For someone who when he spoke and acted was the most charismatic man I have ever met, he blended in by the well. I did not notice him when I arrived. I was tired of course being there in the heat of the day, exhausted by being judged by people who did not know my story, and the intense weariness of not being able to change the narrative that people have read about me. He spoke the truth when he said that I had had five husbands, and that I was now living with someone else. Everyone in town knew. I do not make excuses, but what if you knew that Solomon, my first, died so very young, Eliab, my second, and Joshua, my third died in battle. Reuben gave me a bill of divorce as he met someone younger, and yes, I left Simeon and I deeply regret it. But I am read as if I have had multiple marriage breakups. I understand. I read other people too. He read me, but did not judge. By the time I met him, I was already judging myself.
He even let me play games as I tried to work him out. At first it was a bit of banter. ‘How can you ask me for a drink’. I did not expect him to follow up his polite request with the comment, ‘if you knew who it was that was asking you, then you would ask me for the drink’. It was absurd. There he was a guest, a foreigner, an outsider saying that he could provide water, and yet he had nothing with which to do it.
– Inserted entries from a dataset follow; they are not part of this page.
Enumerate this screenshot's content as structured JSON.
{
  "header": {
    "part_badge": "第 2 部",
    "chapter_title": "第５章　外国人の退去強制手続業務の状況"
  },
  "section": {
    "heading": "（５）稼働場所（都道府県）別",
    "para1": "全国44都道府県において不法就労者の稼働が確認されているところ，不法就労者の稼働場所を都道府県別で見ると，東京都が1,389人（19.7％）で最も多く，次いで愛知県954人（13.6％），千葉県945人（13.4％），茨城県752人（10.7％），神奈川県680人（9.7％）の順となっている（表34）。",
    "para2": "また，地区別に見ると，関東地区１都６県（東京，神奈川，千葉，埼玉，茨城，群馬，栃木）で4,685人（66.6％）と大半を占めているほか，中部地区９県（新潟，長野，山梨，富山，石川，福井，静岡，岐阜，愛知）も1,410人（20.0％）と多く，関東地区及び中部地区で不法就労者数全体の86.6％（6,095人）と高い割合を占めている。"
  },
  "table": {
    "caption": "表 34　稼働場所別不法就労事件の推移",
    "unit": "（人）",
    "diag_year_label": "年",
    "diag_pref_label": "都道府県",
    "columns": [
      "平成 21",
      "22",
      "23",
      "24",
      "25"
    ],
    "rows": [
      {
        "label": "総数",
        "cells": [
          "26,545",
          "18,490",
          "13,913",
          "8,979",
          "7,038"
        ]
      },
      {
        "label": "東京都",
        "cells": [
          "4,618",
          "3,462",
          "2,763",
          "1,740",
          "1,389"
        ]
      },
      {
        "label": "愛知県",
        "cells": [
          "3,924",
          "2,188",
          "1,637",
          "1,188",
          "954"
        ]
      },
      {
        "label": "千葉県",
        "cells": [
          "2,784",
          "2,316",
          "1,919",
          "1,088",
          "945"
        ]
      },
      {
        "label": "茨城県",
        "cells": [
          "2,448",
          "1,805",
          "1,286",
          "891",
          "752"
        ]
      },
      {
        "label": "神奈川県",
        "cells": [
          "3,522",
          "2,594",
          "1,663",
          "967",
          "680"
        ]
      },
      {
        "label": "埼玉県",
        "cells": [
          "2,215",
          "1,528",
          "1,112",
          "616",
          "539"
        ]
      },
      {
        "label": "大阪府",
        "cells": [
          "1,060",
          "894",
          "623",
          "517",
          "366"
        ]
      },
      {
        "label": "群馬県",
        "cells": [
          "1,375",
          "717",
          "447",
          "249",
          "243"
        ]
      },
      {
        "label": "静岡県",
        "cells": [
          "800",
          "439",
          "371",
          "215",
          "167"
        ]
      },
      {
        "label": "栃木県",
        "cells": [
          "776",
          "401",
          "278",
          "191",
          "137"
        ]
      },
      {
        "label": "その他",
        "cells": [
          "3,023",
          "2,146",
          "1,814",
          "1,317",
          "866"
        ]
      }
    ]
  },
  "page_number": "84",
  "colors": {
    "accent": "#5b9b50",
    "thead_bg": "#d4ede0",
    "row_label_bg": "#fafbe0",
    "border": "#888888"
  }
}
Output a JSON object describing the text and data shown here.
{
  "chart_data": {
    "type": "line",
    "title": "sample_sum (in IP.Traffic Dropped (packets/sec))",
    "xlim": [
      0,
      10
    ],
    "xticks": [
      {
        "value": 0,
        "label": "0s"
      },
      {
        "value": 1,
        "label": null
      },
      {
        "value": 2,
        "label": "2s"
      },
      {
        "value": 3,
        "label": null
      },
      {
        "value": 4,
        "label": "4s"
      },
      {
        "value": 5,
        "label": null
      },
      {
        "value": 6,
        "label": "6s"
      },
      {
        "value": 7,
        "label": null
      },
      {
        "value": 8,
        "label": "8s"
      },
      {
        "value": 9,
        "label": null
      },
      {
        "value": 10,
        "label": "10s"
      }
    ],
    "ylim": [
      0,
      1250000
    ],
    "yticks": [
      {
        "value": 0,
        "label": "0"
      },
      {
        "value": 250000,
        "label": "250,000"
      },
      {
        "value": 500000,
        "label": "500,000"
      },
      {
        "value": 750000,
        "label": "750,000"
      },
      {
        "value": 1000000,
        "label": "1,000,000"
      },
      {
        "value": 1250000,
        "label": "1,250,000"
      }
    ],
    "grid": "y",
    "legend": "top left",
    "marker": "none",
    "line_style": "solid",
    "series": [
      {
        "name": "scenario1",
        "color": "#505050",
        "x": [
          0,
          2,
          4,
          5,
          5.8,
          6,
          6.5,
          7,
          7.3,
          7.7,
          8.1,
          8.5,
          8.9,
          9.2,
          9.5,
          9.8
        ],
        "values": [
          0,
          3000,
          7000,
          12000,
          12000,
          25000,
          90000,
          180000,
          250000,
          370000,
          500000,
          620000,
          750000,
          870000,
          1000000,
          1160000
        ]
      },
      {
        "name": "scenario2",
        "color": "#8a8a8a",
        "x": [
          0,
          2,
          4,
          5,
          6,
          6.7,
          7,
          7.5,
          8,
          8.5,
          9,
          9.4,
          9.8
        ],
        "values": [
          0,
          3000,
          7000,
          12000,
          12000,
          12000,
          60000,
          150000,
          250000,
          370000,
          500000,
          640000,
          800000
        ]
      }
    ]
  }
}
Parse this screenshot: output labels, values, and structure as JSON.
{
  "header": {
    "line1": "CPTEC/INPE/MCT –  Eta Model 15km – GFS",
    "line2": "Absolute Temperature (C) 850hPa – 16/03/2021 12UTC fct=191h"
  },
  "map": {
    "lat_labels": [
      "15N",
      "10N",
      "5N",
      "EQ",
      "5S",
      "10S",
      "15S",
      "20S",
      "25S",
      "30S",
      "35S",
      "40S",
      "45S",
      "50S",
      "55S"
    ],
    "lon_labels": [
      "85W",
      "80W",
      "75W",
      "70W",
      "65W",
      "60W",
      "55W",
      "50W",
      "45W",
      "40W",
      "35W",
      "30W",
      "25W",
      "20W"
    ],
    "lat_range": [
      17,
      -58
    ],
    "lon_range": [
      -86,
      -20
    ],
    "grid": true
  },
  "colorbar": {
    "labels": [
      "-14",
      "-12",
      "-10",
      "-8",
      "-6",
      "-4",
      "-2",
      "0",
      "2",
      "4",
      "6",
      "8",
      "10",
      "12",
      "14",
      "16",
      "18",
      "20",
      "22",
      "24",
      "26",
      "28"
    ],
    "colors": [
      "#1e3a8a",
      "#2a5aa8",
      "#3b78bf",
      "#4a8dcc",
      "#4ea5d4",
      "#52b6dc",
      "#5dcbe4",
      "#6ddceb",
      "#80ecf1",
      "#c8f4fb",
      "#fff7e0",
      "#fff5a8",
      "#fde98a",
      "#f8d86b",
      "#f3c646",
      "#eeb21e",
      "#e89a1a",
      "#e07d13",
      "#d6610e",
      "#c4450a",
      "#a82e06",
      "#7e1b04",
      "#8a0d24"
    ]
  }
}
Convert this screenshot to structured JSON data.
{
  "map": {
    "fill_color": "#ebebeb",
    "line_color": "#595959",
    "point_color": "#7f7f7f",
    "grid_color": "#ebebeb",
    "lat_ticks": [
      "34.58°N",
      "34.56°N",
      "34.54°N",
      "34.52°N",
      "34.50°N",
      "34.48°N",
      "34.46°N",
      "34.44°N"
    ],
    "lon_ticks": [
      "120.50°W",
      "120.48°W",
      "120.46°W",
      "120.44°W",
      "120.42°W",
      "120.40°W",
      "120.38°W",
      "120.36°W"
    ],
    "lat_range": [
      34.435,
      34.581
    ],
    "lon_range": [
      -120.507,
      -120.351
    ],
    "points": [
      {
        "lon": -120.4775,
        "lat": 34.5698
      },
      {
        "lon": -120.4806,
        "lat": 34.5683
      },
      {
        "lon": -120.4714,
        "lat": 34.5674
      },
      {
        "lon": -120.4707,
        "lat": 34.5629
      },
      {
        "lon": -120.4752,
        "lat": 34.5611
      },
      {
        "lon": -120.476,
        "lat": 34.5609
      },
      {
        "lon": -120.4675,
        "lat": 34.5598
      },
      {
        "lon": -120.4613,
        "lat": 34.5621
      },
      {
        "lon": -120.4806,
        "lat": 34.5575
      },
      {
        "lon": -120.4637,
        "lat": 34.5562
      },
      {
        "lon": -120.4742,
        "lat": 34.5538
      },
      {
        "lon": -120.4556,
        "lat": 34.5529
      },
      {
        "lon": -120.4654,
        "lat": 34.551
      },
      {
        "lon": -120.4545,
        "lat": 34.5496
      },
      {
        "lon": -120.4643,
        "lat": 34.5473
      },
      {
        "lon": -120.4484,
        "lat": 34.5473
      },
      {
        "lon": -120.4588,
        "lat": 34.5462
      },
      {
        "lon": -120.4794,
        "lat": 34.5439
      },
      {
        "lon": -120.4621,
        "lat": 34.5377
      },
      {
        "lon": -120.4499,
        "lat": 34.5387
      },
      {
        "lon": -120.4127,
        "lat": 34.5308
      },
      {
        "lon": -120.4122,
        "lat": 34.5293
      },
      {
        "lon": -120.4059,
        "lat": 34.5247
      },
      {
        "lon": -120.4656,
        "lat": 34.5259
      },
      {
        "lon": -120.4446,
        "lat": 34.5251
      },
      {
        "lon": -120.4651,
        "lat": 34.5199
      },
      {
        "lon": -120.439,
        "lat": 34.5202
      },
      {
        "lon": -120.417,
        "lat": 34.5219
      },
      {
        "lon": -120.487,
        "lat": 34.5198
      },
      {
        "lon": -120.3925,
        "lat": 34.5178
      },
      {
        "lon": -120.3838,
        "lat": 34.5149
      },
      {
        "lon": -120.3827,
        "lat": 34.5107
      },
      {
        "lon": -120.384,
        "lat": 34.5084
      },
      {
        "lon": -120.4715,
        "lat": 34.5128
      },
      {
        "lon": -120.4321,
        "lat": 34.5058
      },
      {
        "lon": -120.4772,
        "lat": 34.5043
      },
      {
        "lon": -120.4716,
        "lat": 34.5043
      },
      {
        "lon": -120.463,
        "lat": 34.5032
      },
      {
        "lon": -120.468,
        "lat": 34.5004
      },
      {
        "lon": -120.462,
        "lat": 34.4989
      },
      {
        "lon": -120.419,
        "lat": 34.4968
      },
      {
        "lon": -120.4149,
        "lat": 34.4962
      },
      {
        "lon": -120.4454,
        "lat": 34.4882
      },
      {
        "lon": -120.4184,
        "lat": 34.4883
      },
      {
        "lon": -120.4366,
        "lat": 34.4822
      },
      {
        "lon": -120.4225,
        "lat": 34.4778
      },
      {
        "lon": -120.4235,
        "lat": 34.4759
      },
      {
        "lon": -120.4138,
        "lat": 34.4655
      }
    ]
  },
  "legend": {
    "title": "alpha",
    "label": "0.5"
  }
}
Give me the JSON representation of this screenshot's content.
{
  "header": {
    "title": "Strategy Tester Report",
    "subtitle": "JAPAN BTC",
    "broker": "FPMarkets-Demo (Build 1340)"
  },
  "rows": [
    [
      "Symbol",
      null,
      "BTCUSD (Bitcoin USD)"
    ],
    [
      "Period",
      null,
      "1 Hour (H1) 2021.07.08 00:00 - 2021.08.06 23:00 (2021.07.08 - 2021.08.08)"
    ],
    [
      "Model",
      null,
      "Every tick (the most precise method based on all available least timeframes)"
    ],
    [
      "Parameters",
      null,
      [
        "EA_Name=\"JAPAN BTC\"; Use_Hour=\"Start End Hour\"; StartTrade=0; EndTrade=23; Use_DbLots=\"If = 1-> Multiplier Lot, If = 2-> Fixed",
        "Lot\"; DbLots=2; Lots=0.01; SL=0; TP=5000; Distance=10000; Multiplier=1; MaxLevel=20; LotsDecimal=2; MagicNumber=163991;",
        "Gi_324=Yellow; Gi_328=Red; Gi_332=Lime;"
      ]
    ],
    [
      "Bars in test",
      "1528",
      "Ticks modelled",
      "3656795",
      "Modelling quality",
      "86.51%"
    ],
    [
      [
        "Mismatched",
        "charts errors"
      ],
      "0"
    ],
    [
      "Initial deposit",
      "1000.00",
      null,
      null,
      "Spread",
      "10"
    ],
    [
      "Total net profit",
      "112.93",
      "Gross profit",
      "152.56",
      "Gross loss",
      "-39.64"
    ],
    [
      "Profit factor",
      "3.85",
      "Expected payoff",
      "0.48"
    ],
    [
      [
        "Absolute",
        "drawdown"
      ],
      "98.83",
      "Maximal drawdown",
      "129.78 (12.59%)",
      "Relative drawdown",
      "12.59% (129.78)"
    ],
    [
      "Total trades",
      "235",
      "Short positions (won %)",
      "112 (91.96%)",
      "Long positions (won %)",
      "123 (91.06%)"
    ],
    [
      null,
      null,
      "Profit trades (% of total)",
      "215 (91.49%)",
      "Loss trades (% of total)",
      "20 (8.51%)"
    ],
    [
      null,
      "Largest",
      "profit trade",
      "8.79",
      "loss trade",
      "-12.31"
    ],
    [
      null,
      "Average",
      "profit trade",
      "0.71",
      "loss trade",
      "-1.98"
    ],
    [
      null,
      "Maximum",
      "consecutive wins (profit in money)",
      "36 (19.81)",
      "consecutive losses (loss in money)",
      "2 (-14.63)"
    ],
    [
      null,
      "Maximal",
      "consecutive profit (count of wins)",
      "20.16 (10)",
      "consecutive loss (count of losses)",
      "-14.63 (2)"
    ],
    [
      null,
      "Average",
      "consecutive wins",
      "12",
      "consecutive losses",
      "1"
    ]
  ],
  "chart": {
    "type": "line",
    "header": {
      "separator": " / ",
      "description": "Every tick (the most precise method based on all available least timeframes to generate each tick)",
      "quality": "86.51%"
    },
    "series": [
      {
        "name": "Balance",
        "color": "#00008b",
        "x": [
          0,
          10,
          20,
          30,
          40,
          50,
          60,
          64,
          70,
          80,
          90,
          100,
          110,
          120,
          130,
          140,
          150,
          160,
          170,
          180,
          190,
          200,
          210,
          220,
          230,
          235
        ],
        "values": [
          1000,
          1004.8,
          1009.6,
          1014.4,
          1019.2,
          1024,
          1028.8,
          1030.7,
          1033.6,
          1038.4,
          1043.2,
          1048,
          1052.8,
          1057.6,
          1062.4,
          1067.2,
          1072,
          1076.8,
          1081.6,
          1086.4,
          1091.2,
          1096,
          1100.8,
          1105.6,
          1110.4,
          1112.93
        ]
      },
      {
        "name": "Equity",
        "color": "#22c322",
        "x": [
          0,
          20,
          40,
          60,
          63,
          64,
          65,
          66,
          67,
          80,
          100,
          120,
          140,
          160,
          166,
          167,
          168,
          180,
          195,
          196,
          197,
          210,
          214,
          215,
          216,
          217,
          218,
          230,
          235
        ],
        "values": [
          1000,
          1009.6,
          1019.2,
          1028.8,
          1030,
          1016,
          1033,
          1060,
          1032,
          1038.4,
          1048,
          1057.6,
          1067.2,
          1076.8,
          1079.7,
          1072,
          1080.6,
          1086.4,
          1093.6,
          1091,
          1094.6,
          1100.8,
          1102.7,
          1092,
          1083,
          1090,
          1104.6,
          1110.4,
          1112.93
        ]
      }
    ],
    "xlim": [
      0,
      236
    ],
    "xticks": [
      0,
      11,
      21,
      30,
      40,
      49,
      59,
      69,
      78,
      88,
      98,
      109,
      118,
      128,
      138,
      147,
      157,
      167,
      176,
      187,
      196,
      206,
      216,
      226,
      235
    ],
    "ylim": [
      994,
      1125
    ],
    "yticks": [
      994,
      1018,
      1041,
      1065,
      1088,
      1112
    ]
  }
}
I should have finished the conversation there. Given him the water and began the long weary journey back home. But you see it is not often that I get decent conversation, so I talked about Jacob, our common ancestor. We ended up talking about Gerazim and Jerusalem, not that I was particularly interested in either, but he took me seriously. It was his seriousness as well as his charisma that drew me to him as well as his laughter. His laughter lines made him look and feel open and honest, and his eyes when they held mine were curious, open, and expectant. Our conversation was in many ways like playing games of strategy like in the stone games in our marketplaces. He was rare as a man to engage with a woman in such a way, and even rarer to interact with a grey headed one like me. He smiled as he said, go and call your husband. He knew, and I knew that he knew. He did not stop our conversation because of it. I did. I had to tell others about the man I had met at the well. Could he be the Teacher? I knew he was. I just wanted the world to know about the man who did not judge me and treated me like an equal. To be treated like that by the One changed everything. I stopped judging myself that day. After all, he did not offer judgement, so I did not, and I learned to smile once again.